There was a concern in the first experiment that I was including all cropped cats and all cropped clutter in the pool of potential training and test images. This was on the (incorrect) assumption that none of the cropped images overlapped. The sets of training and test images the were chosen from this pool were, of course, disjoint. However there was a small possiblity that some of the images that began with the prefix train
might overlap with images that began with the prefix train
, and likewise for the images that begin with test
.
The probability of this seems small, but Francois and I just wanted to check to make sure the test set was not getting contaminated with duplicates from the training set.
Things that were done differently this time:
- Only images that begin with
train
andtest
are picked for training and testing (respectively). - During testing (NOT training) I use 10 times more clutter images than cat images. This improves the signal-to-noise at low false negative rates.
- We are now limited to a maximum number of 834 train and 179 test images (because the two image pools are now isolated).
- Can no longer go up to Ntrain=900
- This time the code produces a list of the worst false positive examples, so we can see what they look like
Let's take a closer look, specifically at the example of Ntrain=800. The ROC curve to the right comes from moving the SVM threshold (black vertical bar) from right to left, and plotting the fraction of misidentified clutter and cat images at each step:
The "worst" false positives are circled in yellow in the above plot. Below are images of the 5 worst false positives, ie. the 5 worst examples of clutter being misidentified as cats, starting with the most extreme misidentification on the left. I'm not quite sure what pillows and bad upholstery have to do with cats? You be the judge:
There appears to be a duplication of the same pillow image here, many times. As you look at, say, the worst 50 false positives this same pillow segment crops up repeatedly. I'm not sure this is what we want, to accurately represent clutter. Some scan-window overlap is understandable but too much overlap may be unrealistic. Anyway this is potentially hurting our performance, because one bad piece of pillow keeps hurting us over and over again during testing.
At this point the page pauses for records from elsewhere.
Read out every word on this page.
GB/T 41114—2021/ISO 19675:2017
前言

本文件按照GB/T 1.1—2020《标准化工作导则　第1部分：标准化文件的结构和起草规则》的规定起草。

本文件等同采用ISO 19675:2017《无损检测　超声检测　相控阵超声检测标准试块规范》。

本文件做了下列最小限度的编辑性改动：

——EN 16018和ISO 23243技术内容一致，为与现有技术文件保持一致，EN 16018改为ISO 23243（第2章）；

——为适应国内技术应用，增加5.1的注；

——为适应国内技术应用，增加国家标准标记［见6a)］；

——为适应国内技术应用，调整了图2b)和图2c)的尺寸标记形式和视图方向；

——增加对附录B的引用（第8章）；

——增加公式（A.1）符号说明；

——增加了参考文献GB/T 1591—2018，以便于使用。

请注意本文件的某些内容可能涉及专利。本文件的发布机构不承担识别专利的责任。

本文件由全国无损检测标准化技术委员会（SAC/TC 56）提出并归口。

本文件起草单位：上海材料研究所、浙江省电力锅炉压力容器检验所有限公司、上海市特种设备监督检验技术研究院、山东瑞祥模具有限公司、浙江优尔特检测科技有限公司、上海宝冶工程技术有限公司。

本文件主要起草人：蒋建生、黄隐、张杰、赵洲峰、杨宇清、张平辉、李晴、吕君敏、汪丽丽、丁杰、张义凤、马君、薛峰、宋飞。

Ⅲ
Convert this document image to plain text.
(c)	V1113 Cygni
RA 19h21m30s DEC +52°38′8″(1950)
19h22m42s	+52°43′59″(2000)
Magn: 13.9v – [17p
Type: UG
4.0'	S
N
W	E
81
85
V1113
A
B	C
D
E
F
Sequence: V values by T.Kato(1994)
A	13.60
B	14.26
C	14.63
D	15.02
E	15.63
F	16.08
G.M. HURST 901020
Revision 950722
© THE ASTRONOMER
One thing we would like to plot is performance vs. Ntrain for a given level of false positives that is deemed acceptable. For now here is a quick-and-dirty version. I'll try to come up with something prettier later.
Experiment 3 : test scale invariance
Changes as compared to the other 2 experiments:
- Cat faces are no longer exactly 64 pixels across.
- Crop size is constant, face size is not
- More like a real scan strategy
- Generate a tuning curve charting performance as a function of cat scale
- Fix an acceptable rate of false positives based on scan strategy.
- We need to decide what is reasonable. 0.1%? 1%?
- Now for a range of Ntrain values
- Plot cat scale on the x axis and true positives on the y axis
- What scales can we tolerate, while maintaining acceptable performance?
- Fix an acceptable rate of false positives based on scan strategy.
To create the tuning curve, we will need an auxiliary file which contains the scale of the cat (face) in each of the cat training and test images.